Die Frauen, die in der Küche in Delkenheim zusammensitzen, sind zwischen 20 und 50 Jahre alt, sie alle sind vor dem Krieg in ihrer Heimat geflohen, oft sind sie schon fast zwei Jahre in Deutschland, in Delkenheim. Die meisten haben mehrere Kinder, eine Frau ist schwanger, zwei, drei weitere haben letztes Jahr hier in Wiesbaden ihr Kind bekommen.

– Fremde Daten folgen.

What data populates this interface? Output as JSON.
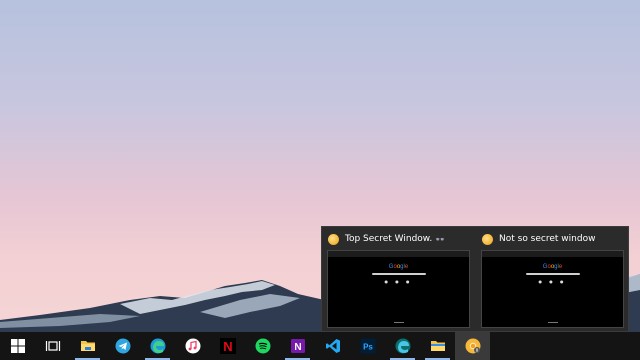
{
  "desktop": {
    "colors": {
      "sky_top": "#b6c2de",
      "sky_bottom": "#f5d7d6",
      "taskbar": "#141414"
    }
  },
  "taskbar": {
    "items": [
      {
        "name": "start-button",
        "icon": "windows-logo-icon"
      },
      {
        "name": "task-view-button",
        "icon": "task-view-icon"
      },
      {
        "name": "file-explorer-button",
        "icon": "folder-icon"
      },
      {
        "name": "telegram-button",
        "icon": "telegram-icon"
      },
      {
        "name": "edge-button",
        "icon": "edge-icon"
      },
      {
        "name": "itunes-button",
        "icon": "itunes-icon"
      },
      {
        "name": "netflix-button",
        "icon": "netflix-icon"
      },
      {
        "name": "spotify-button",
        "icon": "spotify-icon"
      },
      {
        "name": "onenote-button",
        "icon": "onenote-icon"
      },
      {
        "name": "vscode-button",
        "icon": "vscode-icon"
      },
      {
        "name": "photoshop-button",
        "icon": "photoshop-icon"
      },
      {
        "name": "edge-dev-button",
        "icon": "edge-dev-icon"
      },
      {
        "name": "file-explorer-2-button",
        "icon": "folder-icon"
      },
      {
        "name": "chrome-canary-button",
        "icon": "chrome-canary-icon"
      }
    ],
    "labels": {
      "netflix": "N",
      "onenote": "N",
      "photoshop": "Ps"
    }
  },
  "previews": [
    {
      "title": "Top Secret Window.",
      "extra": "👓",
      "google_text": "Google"
    },
    {
      "title": "Not so secret window",
      "extra": "",
      "google_text": "Google"
    }
  ]
}
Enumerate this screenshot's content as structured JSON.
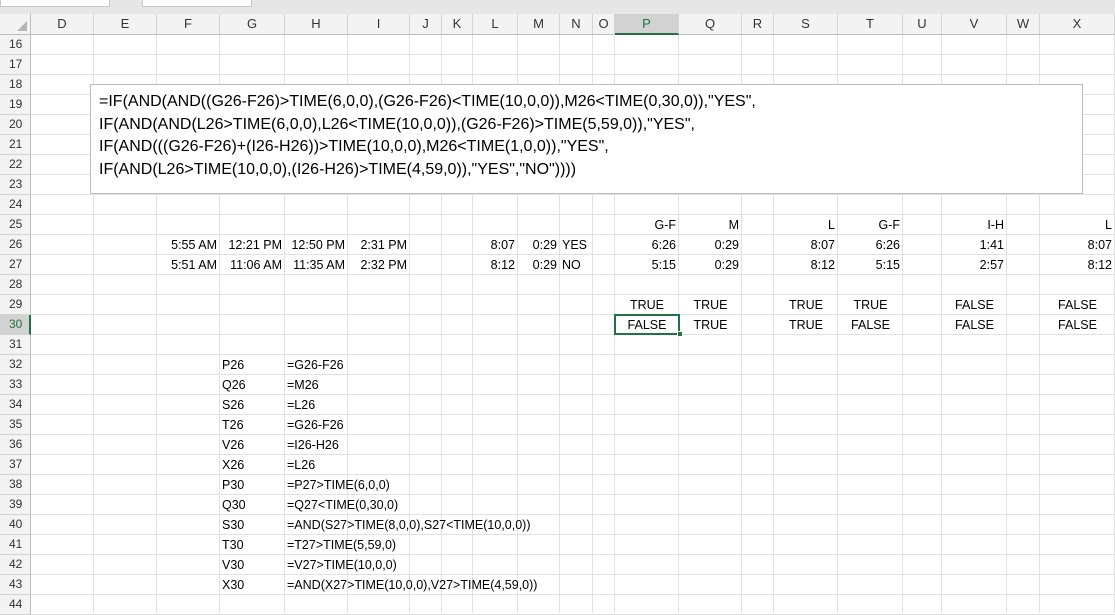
{
  "columns": [
    "D",
    "E",
    "F",
    "G",
    "H",
    "I",
    "J",
    "K",
    "L",
    "M",
    "N",
    "O",
    "P",
    "Q",
    "R",
    "S",
    "T",
    "U",
    "V",
    "W",
    "X"
  ],
  "rows": [
    "16",
    "17",
    "18",
    "19",
    "20",
    "21",
    "22",
    "23",
    "24",
    "25",
    "26",
    "27",
    "28",
    "29",
    "30",
    "31",
    "32",
    "33",
    "34",
    "35",
    "36",
    "37",
    "38",
    "39",
    "40",
    "41",
    "42",
    "43",
    "44"
  ],
  "selected_column": "P",
  "selected_row": "30",
  "textbox_lines": [
    "=IF(AND(AND((G26-F26)>TIME(6,0,0),(G26-F26)<TIME(10,0,0)),M26<TIME(0,30,0)),\"YES\",",
    "IF(AND(AND(L26>TIME(6,0,0),L26<TIME(10,0,0)),(G26-F26)>TIME(5,59,0)),\"YES\",",
    "IF(AND(((G26-F26)+(I26-H26))>TIME(10,0,0),M26<TIME(1,0,0)),\"YES\",",
    "IF(AND(L26>TIME(10,0,0),(I26-H26)>TIME(4,59,0)),\"YES\",\"NO\"))))"
  ],
  "row25": {
    "P": "G-F",
    "Q": "M",
    "S": "L",
    "T": "G-F",
    "V": "I-H",
    "X": "L"
  },
  "row26": {
    "F": "5:55 AM",
    "G": "12:21 PM",
    "H": "12:50 PM",
    "I": "2:31 PM",
    "L": "8:07",
    "M": "0:29",
    "N": "YES",
    "P": "6:26",
    "Q": "0:29",
    "S": "8:07",
    "T": "6:26",
    "V": "1:41",
    "X": "8:07"
  },
  "row27": {
    "F": "5:51 AM",
    "G": "11:06 AM",
    "H": "11:35 AM",
    "I": "2:32 PM",
    "L": "8:12",
    "M": "0:29",
    "N": "NO",
    "P": "5:15",
    "Q": "0:29",
    "S": "8:12",
    "T": "5:15",
    "V": "2:57",
    "X": "8:12"
  },
  "row29": {
    "P": "TRUE",
    "Q": "TRUE",
    "S": "TRUE",
    "T": "TRUE",
    "V": "FALSE",
    "X": "FALSE"
  },
  "row30": {
    "P": "FALSE",
    "Q": "TRUE",
    "S": "TRUE",
    "T": "FALSE",
    "V": "FALSE",
    "X": "FALSE"
  },
  "formula_list": [
    {
      "ref": "P26",
      "formula": "=G26-F26"
    },
    {
      "ref": "Q26",
      "formula": "=M26"
    },
    {
      "ref": "S26",
      "formula": "=L26"
    },
    {
      "ref": "T26",
      "formula": "=G26-F26"
    },
    {
      "ref": "V26",
      "formula": "=I26-H26"
    },
    {
      "ref": "X26",
      "formula": "=L26"
    },
    {
      "ref": "P30",
      "formula": "=P27>TIME(6,0,0)"
    },
    {
      "ref": "Q30",
      "formula": "=Q27<TIME(0,30,0)"
    },
    {
      "ref": "S30",
      "formula": "=AND(S27>TIME(8,0,0),S27<TIME(10,0,0))"
    },
    {
      "ref": "T30",
      "formula": "=T27>TIME(5,59,0)"
    },
    {
      "ref": "V30",
      "formula": "=V27>TIME(10,0,0)"
    },
    {
      "ref": "X30",
      "formula": "=AND(X27>TIME(10,0,0),V27>TIME(4,59,0))"
    }
  ],
  "colors": {
    "accent": "#217346",
    "header_bg": "#f3f3f3",
    "grid": "#e1e1e1"
  }
}
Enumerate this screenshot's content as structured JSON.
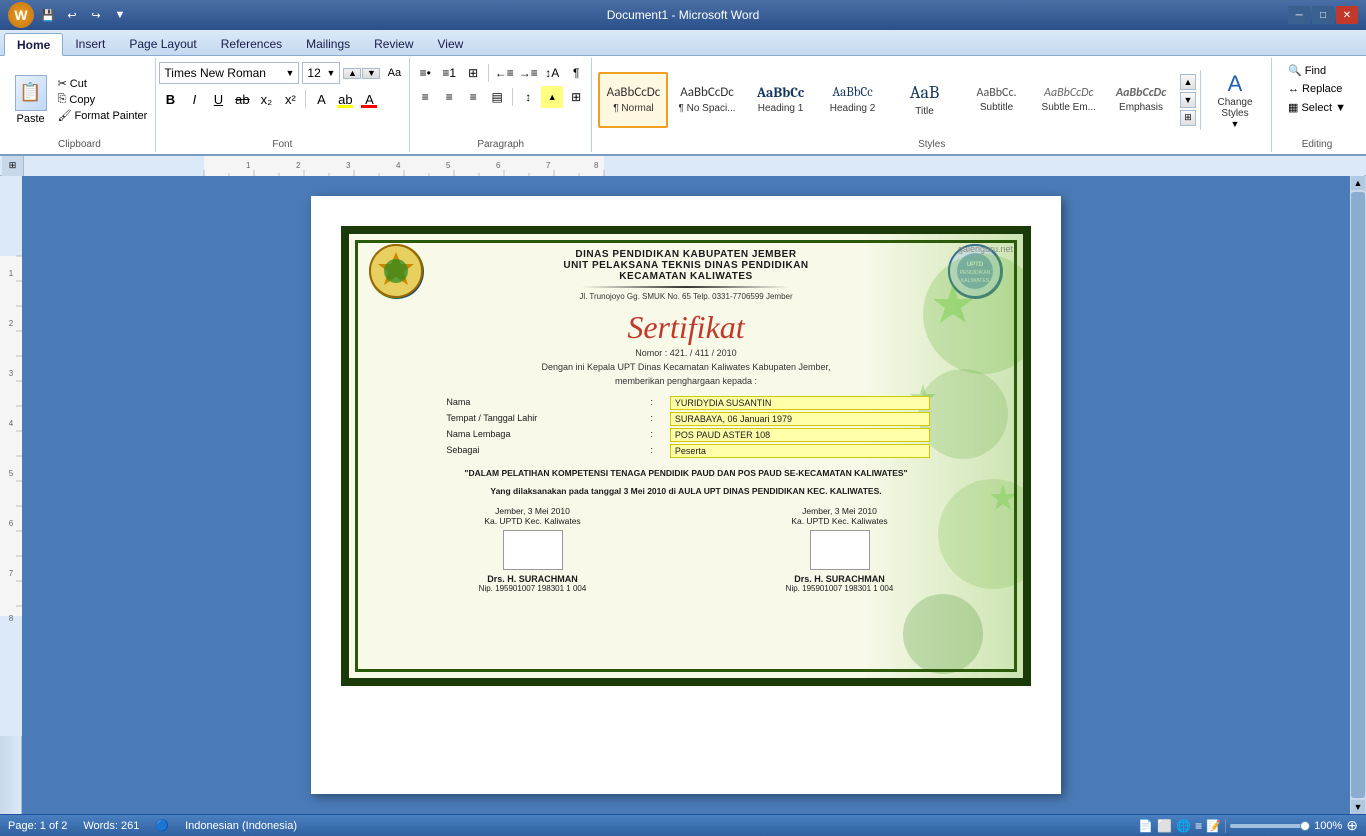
{
  "titlebar": {
    "title": "Document1 - Microsoft Word",
    "minimize": "─",
    "maximize": "□",
    "close": "✕"
  },
  "ribbon": {
    "tabs": [
      "Home",
      "Insert",
      "Page Layout",
      "References",
      "Mailings",
      "Review",
      "View"
    ],
    "active_tab": "Home",
    "groups": {
      "clipboard": {
        "label": "Clipboard",
        "paste_label": "Paste",
        "copy_label": "Copy",
        "format_painter_label": "Format Painter",
        "cut_label": "Cut"
      },
      "font": {
        "label": "Font",
        "font_name": "Times New Roman",
        "font_size": "12",
        "bold": "B",
        "italic": "I",
        "underline": "U",
        "strikethrough": "ab",
        "subscript": "x₂",
        "superscript": "x²",
        "highlight": "A",
        "font_color": "A"
      },
      "paragraph": {
        "label": "Paragraph"
      },
      "styles": {
        "label": "Styles",
        "items": [
          {
            "id": "normal",
            "preview": "AaBbCcDc",
            "label": "¶ Normal",
            "active": true
          },
          {
            "id": "no-spacing",
            "preview": "AaBbCcDc",
            "label": "¶ No Spaci..."
          },
          {
            "id": "heading1",
            "preview": "AaBbCc",
            "label": "Heading 1"
          },
          {
            "id": "heading2",
            "preview": "AaBbCc",
            "label": "Heading 2"
          },
          {
            "id": "title",
            "preview": "AaB",
            "label": "Title"
          },
          {
            "id": "subtitle",
            "preview": "AaBbCc.",
            "label": "Subtitle"
          },
          {
            "id": "subtle-em",
            "preview": "AaBbCcDc",
            "label": "Subtle Em..."
          },
          {
            "id": "emphasis",
            "preview": "AaBbCcDc",
            "label": "Emphasis"
          }
        ]
      },
      "change_styles": {
        "label": "Change\nStyles"
      },
      "editing": {
        "label": "Editing",
        "find_label": "Find",
        "replace_label": "Replace",
        "select_label": "Select ▼"
      }
    }
  },
  "statusbar": {
    "page": "Page: 1 of 2",
    "words": "Words: 261",
    "language": "Indonesian (Indonesia)",
    "zoom": "100%"
  },
  "certificate": {
    "org_line1": "DINAS PENDIDIKAN KABUPATEN JEMBER",
    "org_line2": "UNIT PELAKSANA TEKNIS DINAS PENDIDIKAN",
    "org_line3": "KECAMATAN KALIWATES",
    "address": "Jl. Trunojoyo Gg. SMUK No. 65 Telp. 0331-7706599 Jember",
    "title": "Sertifikat",
    "number": "Nomor : 421. / 411 / 2010",
    "intro": "Dengan ini Kepala UPT Dinas Kecamatan Kaliwates Kabupaten Jember,",
    "intro2": "memberikan penghargaan kepada :",
    "field_name_label": "Nama",
    "field_name_value": "YURIDYDIA SUSANTIN",
    "field_birth_label": "Tempat / Tanggal Lahir",
    "field_birth_value": "SURABAYA, 06 Januari 1979",
    "field_inst_label": "Nama Lembaga",
    "field_inst_value": "POS PAUD ASTER 108",
    "field_role_label": "Sebagai",
    "field_role_value": "Peserta",
    "statement": "\"DALAM PELATIHAN KOMPETENSI TENAGA PENDIDIK PAUD DAN POS PAUD SE-KECAMATAN KALIWATES\"",
    "statement2": "Yang dilaksanakan pada tanggal 3 Mei 2010 di AULA UPT DINAS PENDIDIKAN KEC. KALIWATES.",
    "sig_left_place": "Jember, 3 Mei 2010",
    "sig_left_role": "Ka. UPTD Kec. Kaliwates",
    "sig_left_name": "Drs. H. SURACHMAN",
    "sig_left_nip": "Nip. 195901007 198301 1 004",
    "sig_right_place": "Jember, 3 Mei 2010",
    "sig_right_role": "Ka. UPTD Kec. Kaliwates",
    "sig_right_name": "Drs. H. SURACHMAN",
    "sig_right_nip": "Nip. 195901007 198301 1 004",
    "watermark": "galeriguru.net"
  }
}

Dass die Unterkunft – hier leben rund 80 Menschen – mitten im Gewerbegebiet liegt und weit und breit kein Spielplatz oder Park ist, ist gerade für die Frauen mit kleinen Kindern schwierig, erklärt Petra Tietjen. „Die Männer sind beim Sprachkurs in der Stadt und die Frauen sitzen zum Teil den ganzen Tag hier in der Unterkunft.“ Deswegen hat sie kurzerhand beschlossen, dass sie ein Elterncafé erstmal einfach direkt in der Unterkunft organisiert – und hier trifft sie auch regelmäßig acht bis zehn Mütter mit ihren Kindern an, die sich auf den gemeinsamen Mittwochmorgen freuen und schon früh anfangen, Tische zu decken oder Obst zu schneiden.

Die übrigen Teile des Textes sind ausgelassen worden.